Ika Makimaki reviewed Homage to Catalonia by George Orwell (Penguin books -- 1699)
Review of 'Homage to Catalonia' on 'Goodreads'
3 stars
Perhaps I was expecting too much from this book. I had heard high praises of it. Maybe I wanted it to unveil some sort of Anarchist Utopia that secretly thrived in Barcelona during the Spanish Civil War.
It didn't. Much the opposite perhaps, it reveals the tediousness and futility of war. Orwell's personal (very personal, one might say) account of his participation in the war against Franco's Fascism reads like a personal diary. It's view is limited, personal and or course, biased. He wanted to defeat Fascism and showed up to war. He found the pettiness and poverty of the frontline, the endless waits and the uncomfortable conditions. He does a great job of highlighting how comraderie and spirit were kept in a non-hierarchical army of anarchist or sometimes communist soldiers.

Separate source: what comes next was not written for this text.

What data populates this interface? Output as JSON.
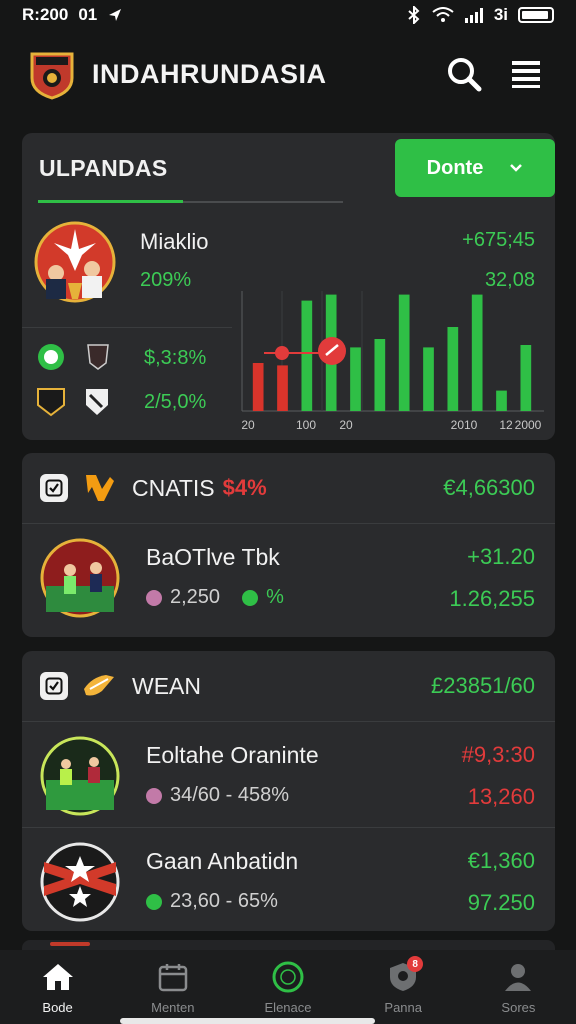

Yet the politics themselves are complicated, the power struggles are intrincate and full of betrayal and lies. The whole fight seems to be a bit futile in the end.

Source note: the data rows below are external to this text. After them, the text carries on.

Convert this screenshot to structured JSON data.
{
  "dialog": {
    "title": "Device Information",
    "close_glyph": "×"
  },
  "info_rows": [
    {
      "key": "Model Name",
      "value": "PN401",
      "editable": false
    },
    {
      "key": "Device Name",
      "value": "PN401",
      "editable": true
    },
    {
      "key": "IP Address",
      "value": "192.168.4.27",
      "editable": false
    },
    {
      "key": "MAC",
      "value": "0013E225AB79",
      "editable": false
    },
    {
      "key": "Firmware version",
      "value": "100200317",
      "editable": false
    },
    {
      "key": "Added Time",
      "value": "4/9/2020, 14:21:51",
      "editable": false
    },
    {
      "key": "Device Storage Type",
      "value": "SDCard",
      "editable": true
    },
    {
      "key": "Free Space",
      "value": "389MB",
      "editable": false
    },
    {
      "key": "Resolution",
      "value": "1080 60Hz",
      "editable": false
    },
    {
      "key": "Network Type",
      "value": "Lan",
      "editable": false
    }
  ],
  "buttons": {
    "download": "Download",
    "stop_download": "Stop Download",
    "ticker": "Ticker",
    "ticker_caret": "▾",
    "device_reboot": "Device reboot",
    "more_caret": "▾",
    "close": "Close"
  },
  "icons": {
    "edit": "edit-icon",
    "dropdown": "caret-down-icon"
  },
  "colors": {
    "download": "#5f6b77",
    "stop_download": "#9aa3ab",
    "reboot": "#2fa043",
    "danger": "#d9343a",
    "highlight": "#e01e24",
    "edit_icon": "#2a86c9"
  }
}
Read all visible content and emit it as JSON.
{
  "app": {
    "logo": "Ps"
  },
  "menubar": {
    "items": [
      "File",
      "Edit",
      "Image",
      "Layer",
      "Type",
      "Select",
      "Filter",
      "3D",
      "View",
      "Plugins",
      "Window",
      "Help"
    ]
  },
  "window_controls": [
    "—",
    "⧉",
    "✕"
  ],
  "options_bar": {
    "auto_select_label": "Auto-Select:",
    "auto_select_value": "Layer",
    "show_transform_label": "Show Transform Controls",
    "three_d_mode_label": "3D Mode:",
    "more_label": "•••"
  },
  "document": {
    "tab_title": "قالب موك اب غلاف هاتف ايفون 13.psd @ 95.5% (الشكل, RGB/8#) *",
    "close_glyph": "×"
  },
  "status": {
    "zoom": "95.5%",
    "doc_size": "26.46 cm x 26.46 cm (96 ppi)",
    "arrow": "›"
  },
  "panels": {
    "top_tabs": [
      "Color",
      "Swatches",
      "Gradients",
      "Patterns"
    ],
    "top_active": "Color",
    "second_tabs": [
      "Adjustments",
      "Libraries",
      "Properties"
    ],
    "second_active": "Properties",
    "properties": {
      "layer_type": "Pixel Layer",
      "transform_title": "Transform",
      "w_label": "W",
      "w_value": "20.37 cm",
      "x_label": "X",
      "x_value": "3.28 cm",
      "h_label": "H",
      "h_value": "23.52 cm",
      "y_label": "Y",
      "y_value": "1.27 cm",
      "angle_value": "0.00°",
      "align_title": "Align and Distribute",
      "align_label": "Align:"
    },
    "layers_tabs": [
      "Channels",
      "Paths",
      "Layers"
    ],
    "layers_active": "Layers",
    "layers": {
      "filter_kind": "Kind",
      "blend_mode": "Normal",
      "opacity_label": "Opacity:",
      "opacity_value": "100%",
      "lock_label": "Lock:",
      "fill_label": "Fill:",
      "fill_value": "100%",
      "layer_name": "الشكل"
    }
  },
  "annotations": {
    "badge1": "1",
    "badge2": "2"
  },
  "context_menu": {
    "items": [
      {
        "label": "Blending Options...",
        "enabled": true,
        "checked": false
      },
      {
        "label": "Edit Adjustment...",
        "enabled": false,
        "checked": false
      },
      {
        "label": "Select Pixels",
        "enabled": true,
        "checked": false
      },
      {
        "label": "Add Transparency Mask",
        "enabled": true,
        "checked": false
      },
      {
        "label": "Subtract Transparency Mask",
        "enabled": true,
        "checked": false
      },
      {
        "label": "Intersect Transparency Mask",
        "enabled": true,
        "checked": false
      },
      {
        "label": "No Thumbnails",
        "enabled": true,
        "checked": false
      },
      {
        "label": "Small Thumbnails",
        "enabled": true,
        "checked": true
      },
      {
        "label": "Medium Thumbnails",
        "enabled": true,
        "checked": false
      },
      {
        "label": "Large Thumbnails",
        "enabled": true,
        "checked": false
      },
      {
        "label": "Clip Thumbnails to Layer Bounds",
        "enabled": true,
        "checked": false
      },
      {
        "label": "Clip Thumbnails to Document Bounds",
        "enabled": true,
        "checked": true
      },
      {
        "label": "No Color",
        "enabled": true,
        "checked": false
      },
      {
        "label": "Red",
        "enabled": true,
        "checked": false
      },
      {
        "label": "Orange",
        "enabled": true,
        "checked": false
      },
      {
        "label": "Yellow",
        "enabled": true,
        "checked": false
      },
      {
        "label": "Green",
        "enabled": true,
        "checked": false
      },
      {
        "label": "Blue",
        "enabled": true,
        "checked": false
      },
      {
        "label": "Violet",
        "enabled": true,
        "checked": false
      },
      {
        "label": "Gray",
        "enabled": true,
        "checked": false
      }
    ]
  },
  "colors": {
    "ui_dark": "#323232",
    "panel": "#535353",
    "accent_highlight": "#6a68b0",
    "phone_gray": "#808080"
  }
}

So yeah, I'd reccommend it as a vivid and personal account of living war in the trenches, of trying to stand up for your beliefs and of betrayal and confusion. But I don't think it does much to instill hope of a possible anarchist society, which was perhaps what I was looking for in this book.
Anyway, there is no denying that Orwell is a great writer and his mastery with words shines through even in the most banal of passages and descriptions.